Related News:
Sumitomo Plans to Boost Energy Assets by 50 Percent
Sumitomo corp.
Tomohiro Ohsumi/Bloomberg
The Sumitomo Corp. headquarters in Tokyo. Japanese trading companies including Sumitomo and Mitsubishi Corp. are boosting investments as China and India vie for energy supplies.
The Sumitomo Corp. headquarters in Tokyo. Japanese trading companies including Sumitomo and Mitsubishi Corp. are boosting investments as China and India vie for energy supplies. Photographer:Tomohiro Ohsumi/Bloomberg
Sumitomo Corp., Japan’s third- largest trading company, plans to increase investments in energy assets by 50 percent in five years amid a boom in shale-gas exploration.
Sumitomo is aiming to have 150 billion yen ($1.8 billion) of energy assets by 2015 from 100 billion yen now, Tadashi Kobayashi, general manager of Sumitomo’s energy division, said in an interview at the company’s Tokyo headquarters. The investments will mostly be in shale gas, oil and liquefied natural gas projects.
Japanese trading companies including Sumitomo and Mitsubishi Corp. are boosting investments as China and India vie for energy supplies. Exxon Mobil Corp., Royal Dutch Shell Plc and Reliance Industries Ltd. are expanding into shale-gas drilling, which involves extracting methane trapped in shale rock below the earth’s surface.
“Trading companies have been making good profits by investing in upstream resource and energy assets since the early 2000s,” Makoto Sakurai, an analyst at Mitsubishi UFJ Morgan Stanley Securities Co. said.
Sumitomo on Aug. 31 agreed to pay Rex Energy Corp. $140 million for a 30 percent stake in a joint venture in the Marcellus Shale region in Pennsylvania, its second shale-gas investment after buying a share in the Barnett Shale Gas project in Texas.
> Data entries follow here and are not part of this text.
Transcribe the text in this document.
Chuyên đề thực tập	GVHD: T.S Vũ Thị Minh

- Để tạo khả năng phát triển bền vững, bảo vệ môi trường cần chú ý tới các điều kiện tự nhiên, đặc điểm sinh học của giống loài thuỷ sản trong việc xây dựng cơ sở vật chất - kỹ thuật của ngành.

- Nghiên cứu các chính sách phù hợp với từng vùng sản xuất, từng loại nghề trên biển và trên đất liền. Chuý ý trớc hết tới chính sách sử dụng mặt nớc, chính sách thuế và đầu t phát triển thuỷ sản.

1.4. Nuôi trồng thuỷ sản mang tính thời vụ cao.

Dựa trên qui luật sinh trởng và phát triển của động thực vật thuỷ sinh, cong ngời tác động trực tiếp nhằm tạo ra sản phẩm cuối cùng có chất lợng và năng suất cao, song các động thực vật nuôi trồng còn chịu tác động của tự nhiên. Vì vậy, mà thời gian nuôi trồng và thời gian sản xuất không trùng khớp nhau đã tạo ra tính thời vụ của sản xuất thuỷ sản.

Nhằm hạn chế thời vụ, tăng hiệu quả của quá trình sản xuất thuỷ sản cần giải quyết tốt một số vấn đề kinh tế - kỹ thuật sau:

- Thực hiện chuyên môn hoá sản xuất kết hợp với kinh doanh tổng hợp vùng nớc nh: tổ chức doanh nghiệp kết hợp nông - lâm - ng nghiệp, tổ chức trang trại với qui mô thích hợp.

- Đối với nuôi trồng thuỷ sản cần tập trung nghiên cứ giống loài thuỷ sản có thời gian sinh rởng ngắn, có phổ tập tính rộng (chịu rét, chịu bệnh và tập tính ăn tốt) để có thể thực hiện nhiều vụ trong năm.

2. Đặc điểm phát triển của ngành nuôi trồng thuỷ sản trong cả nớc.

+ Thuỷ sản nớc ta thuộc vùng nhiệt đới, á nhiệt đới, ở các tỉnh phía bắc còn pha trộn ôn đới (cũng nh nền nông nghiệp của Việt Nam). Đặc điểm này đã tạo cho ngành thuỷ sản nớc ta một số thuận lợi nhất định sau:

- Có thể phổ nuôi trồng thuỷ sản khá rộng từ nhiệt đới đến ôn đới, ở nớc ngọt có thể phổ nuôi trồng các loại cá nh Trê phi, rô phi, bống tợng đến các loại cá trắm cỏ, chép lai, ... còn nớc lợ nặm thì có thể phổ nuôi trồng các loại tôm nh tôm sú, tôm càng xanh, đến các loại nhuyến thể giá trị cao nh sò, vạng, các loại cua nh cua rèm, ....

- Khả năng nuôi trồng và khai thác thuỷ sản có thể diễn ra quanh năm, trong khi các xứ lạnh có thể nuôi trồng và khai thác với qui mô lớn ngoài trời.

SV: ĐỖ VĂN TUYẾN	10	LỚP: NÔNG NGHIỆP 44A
“Shale gas is very attractive” because drilling and equipments costs are cheaper than for those of conventional gases, Kobayashi said. “We expect to expand our shale gas business to Europe and Asian countries such as India, China, and Australia as we get more experience.”
Mitsubishi Corp., Japan’s largest trading house, last month signed a C$250 million ($237 million) deal to buy a stake in the Cordova shale-gas project in Canada from Penn West Energy Trust.
Sumitomo is also looking at oil investments in Africa and South America, particularly Brazil, Kobayashi said. The trading company only has assets in the North Sea, he said.
The company is planning to invest 110 billion yen in its mineral resources and energy business this year, compared with 85 billion yen in 2009, according to its annual report.
Sumitomo shares rose 0.6 percent to close at 988 yen at the 3 p.m. close in Tokyo. They’ve gained about 4.8 percent this year, compared with a 14 percent decline in the benchmark Nikkei 225 Stock Average.